Bottom line for investors: do not overreact to geopolitical headlines, stay long broad global equities with a tilt to AI-capable mega-caps and trade-diversion beneficiaries, hold a real-assets / gold sleeve as a hedge against US policy incoherence, and treat European and UK equities as cyclical trades rather than structural growth stories.

Chapter Summaries

  • Intro and setup: Hosts return to London for their annual check-in with Martin Wolf amid the Iran conflict and further fraying of US-Europe relations.
  • Why markets shrug off the Iran shock: Wolf invokes “a tale told by an idiot, full of sound and fury, signifying nothing.” Either Trump backs down (TACO) or the world adjusts to lost Gulf oil over time. Oil matters less than in the 1970s; the US is least damaged, Europe and China most.
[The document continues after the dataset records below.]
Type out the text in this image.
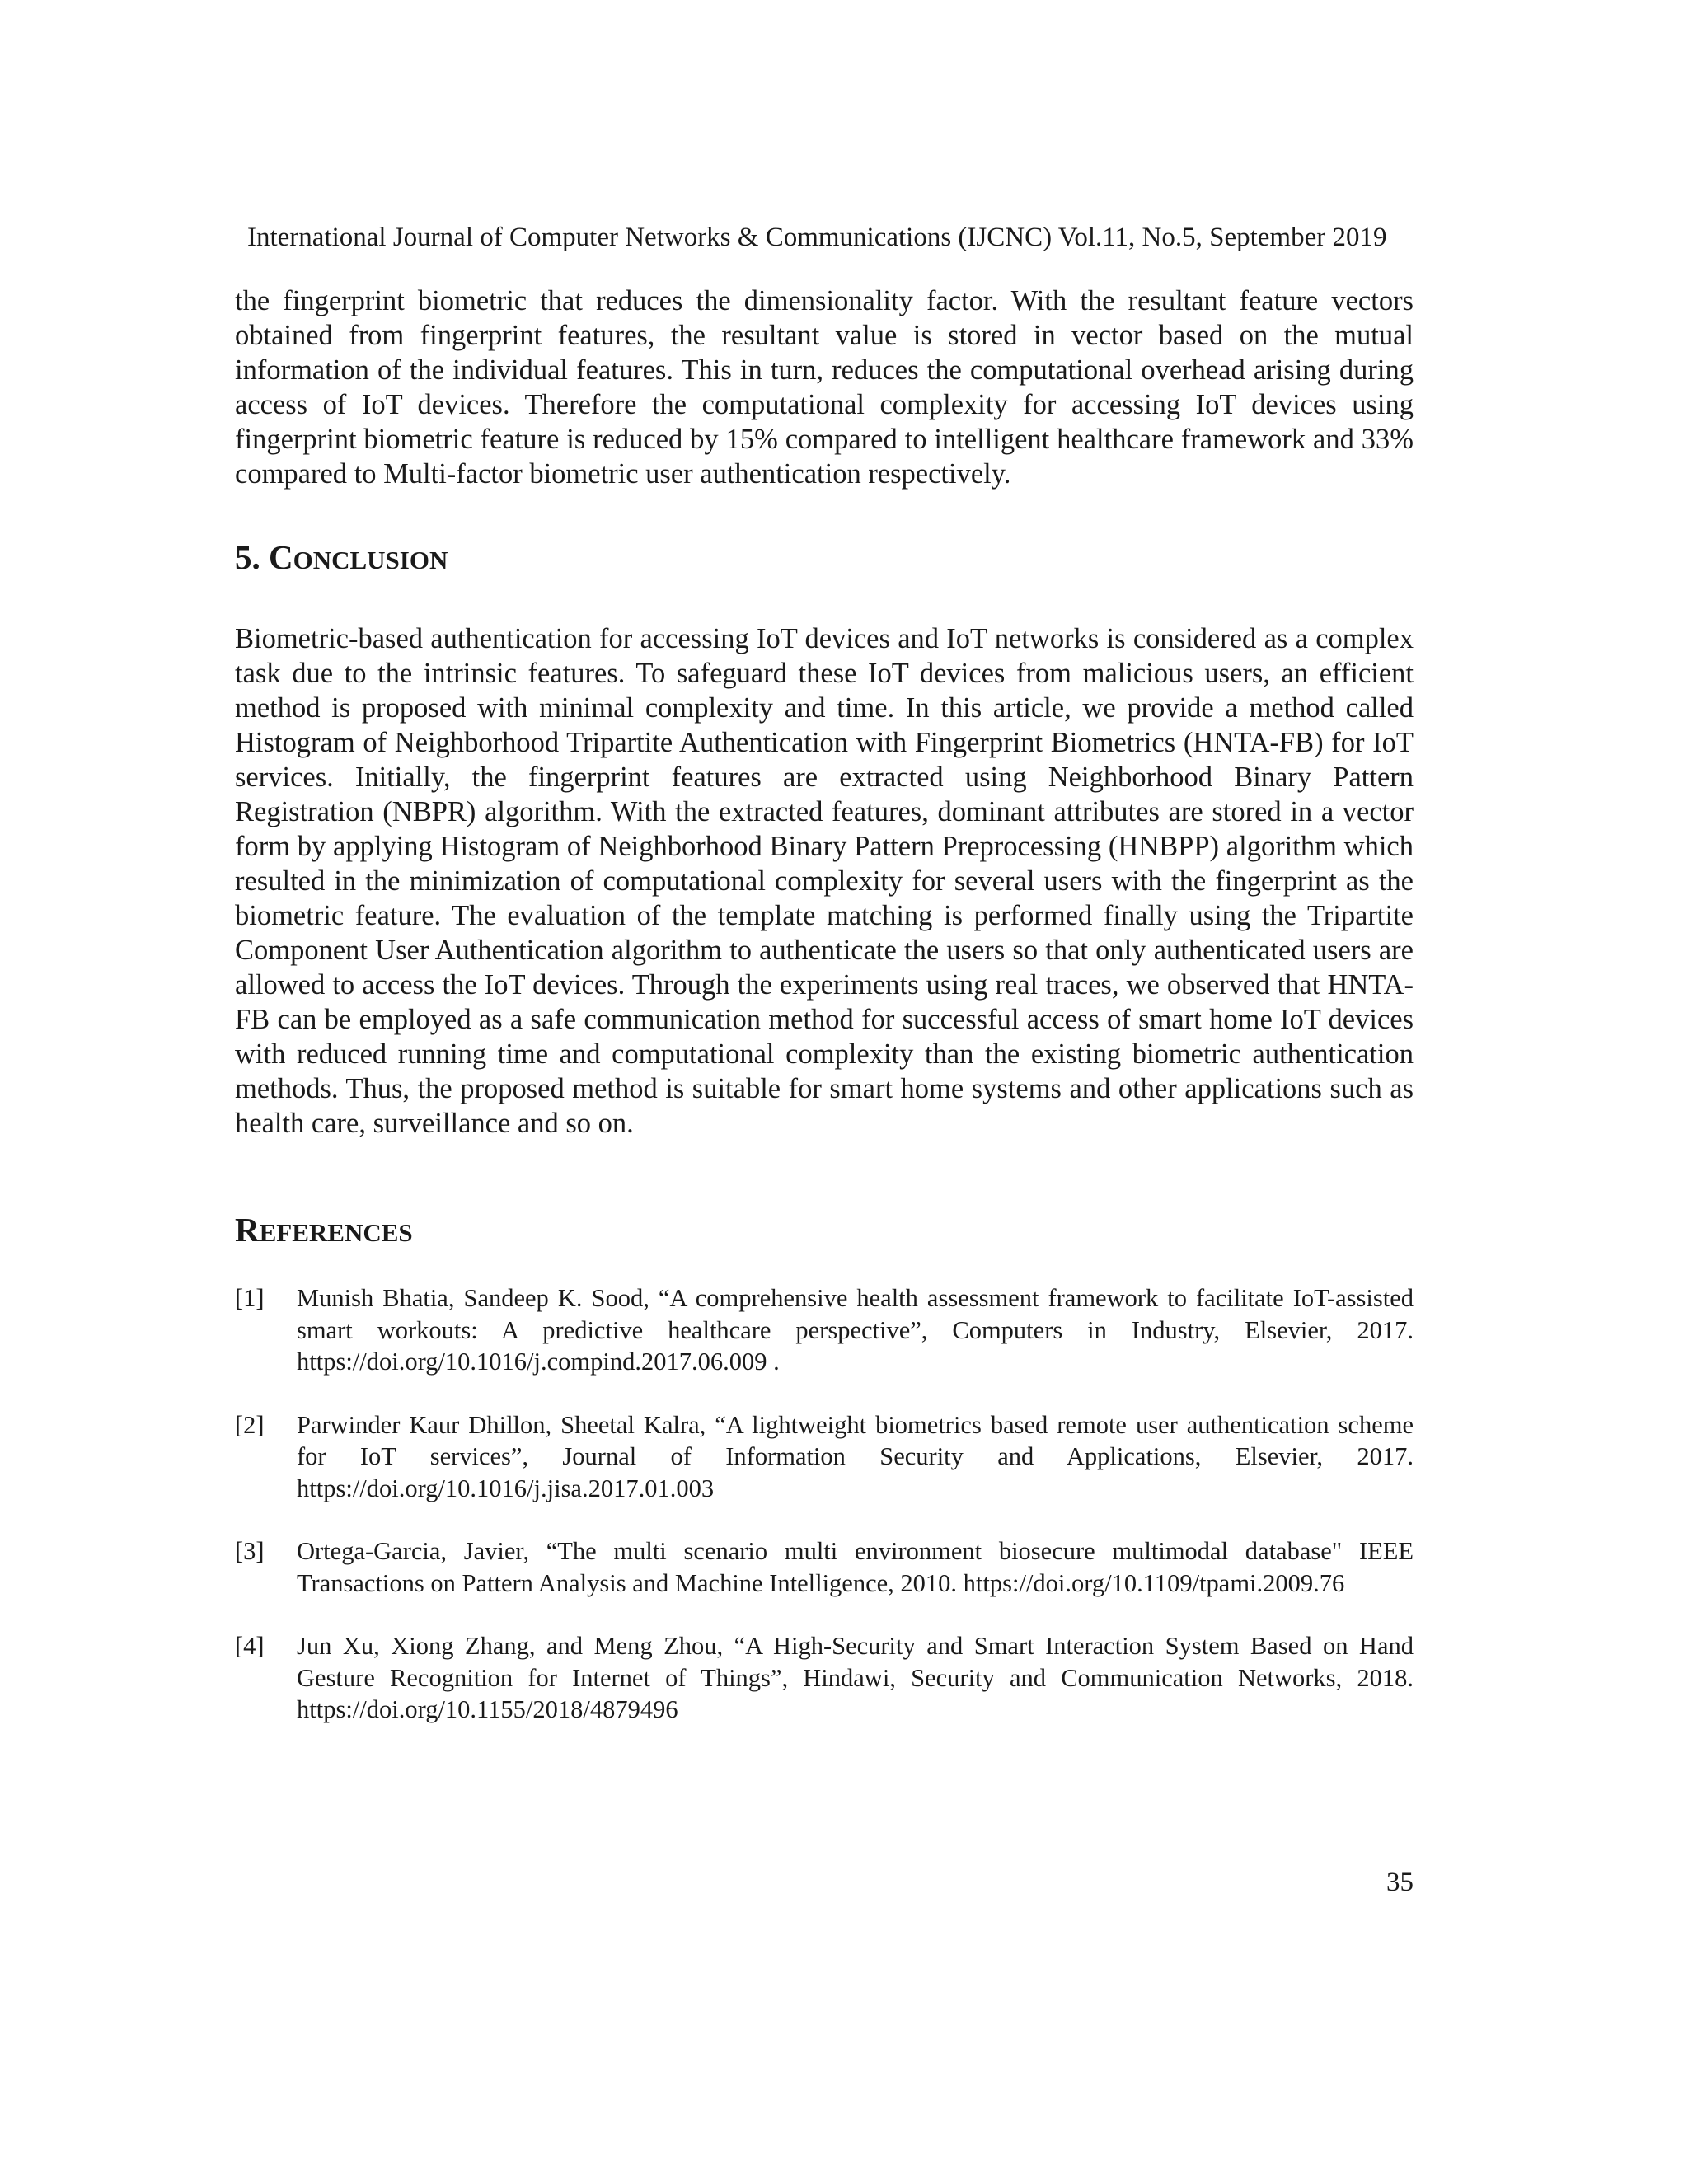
International Journal of Computer Networks & Communications (IJCNC) Vol.11, No.5, September 2019

the fingerprint biometric that reduces the dimensionality factor. With the resultant feature vectors obtained from fingerprint features, the resultant value is stored in vector based on the mutual information of the individual features. This in turn, reduces the computational overhead arising during access of IoT devices. Therefore the computational complexity for accessing IoT devices using fingerprint biometric feature is reduced by 15% compared to intelligent healthcare framework and 33% compared to Multi-factor biometric user authentication respectively.

5. CONCLUSION

Biometric-based authentication for accessing IoT devices and IoT networks is considered as a complex task due to the intrinsic features. To safeguard these IoT devices from malicious users, an efficient method is proposed with minimal complexity and time. In this article, we provide a method called Histogram of Neighborhood Tripartite Authentication with Fingerprint Biometrics (HNTA-FB) for IoT services. Initially, the fingerprint features are extracted using Neighborhood Binary Pattern Registration (NBPR) algorithm. With the extracted features, dominant attributes are stored in a vector form by applying Histogram of Neighborhood Binary Pattern Preprocessing (HNBPP) algorithm which resulted in the minimization of computational complexity for several users with the fingerprint as the biometric feature. The evaluation of the template matching is performed finally using the Tripartite Component User Authentication algorithm to authenticate the users so that only authenticated users are allowed to access the IoT devices. Through the experiments using real traces, we observed that HNTA-FB can be employed as a safe communication method for successful access of smart home IoT devices with reduced running time and computational complexity than the existing biometric authentication methods. Thus, the proposed method is suitable for smart home systems and other applications such as health care, surveillance and so on.

REFERENCES
[1] Munish Bhatia, Sandeep K. Sood, “A comprehensive health assessment framework to facilitate IoT-assisted smart workouts: A predictive healthcare perspective”, Computers in Industry, Elsevier, 2017. https://doi.org/10.1016/j.compind.2017.06.009 .
[2] Parwinder Kaur Dhillon, Sheetal Kalra, “A lightweight biometrics based remote user authentication scheme for IoT services”, Journal of Information Security and Applications, Elsevier, 2017. https://doi.org/10.1016/j.jisa.2017.01.003
[3] Ortega-Garcia, Javier, “The multi scenario multi environment biosecure multimodal database" IEEE Transactions on Pattern Analysis and Machine Intelligence, 2010. https://doi.org/10.1109/tpami.2009.76
[4] Jun Xu, Xiong Zhang, and Meng Zhou, “A High-Security and Smart Interaction System Based on Hand Gesture Recognition for Internet of Things”, Hindawi, Security and Communication Networks, 2018. https://doi.org/10.1155/2018/4879496
35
  • Resilience of the world economy: Only two contraction years since 1950. Adam Smith’s “great deal of ruin in a country” framing. Trump’s tariffs are porous and negotiable; trade diversion through Vietnam and Mexico has replaced direct US-China flows.
  • Trump as would-be king: Riffing on Henry VIII, Wolf describes Trump’s desire for personal rule, palaces, and unconstrained authority.
  • Europe’s predicament: Total dependency on the US for defense, tech stack, and ideology means the betrayal is shattering. Europe is in early-stage moral and intellectual confusion with no good alternative partner (not China, not Russia).
  • Free speech and immigration critiques: Wolf concedes kernels of truth in the administration’s complaints about European hate-speech overreach and uncontrolled borders, but argues the critique is dishonest and that “if elected, anything goes” is incompatible with constitutional republics.
  • Can Europe unite? A long historical detour: European fragmentation produced both global dominance and self-destruction in the World Wars. The post-war settlement was to outsource everything to a benign US. Now centrist mild-federalists clash with nationalist-protectionists who reject Europe itself. Wolf has no prediction.
  • The UK after Brexit: A small country that did not realize it was small. No transformative deals materialized; problems are shared with the continent; no political leader offers a coherent strategy.
  • What is the US working towards: Wolf cannot identify a coherent strategy. The MAGA coalition mixes tech utopians, theocratic restorationists, isolationists, and Christian crusaders, united only by affinity for Trump. The US is a “completely bewildering superpower,” which is more dangerous than a predictable adversary like China.
  • Europe, ideology, and Christianity: Europe spawned every modern ideology (Christianity’s variants, socialism, communism, fascism) and each ended in mass death. Post-war Europe became deliberately post-ideological and tolerant; revived passionate belief, including in the US, looks dangerous from that vantage point.
  • AI as Faustian bargain: Wolf views AI as possibly the most important invention in history, likely unregulatable, with existential risks (pathogens, autonomous armies, AGI). He half-jokes about a Frank Herbert “Butlerian jihad” outcome and Asimov’s laws of robotics being ignored.
  • Wrap-up: Hosts reflect on Wolf’s framings: the puzzle of American grievance despite American success, the Trump coalition’s internal incoherence, and Europe’s deliberate post-ideological project as a possibly time-limited experiment.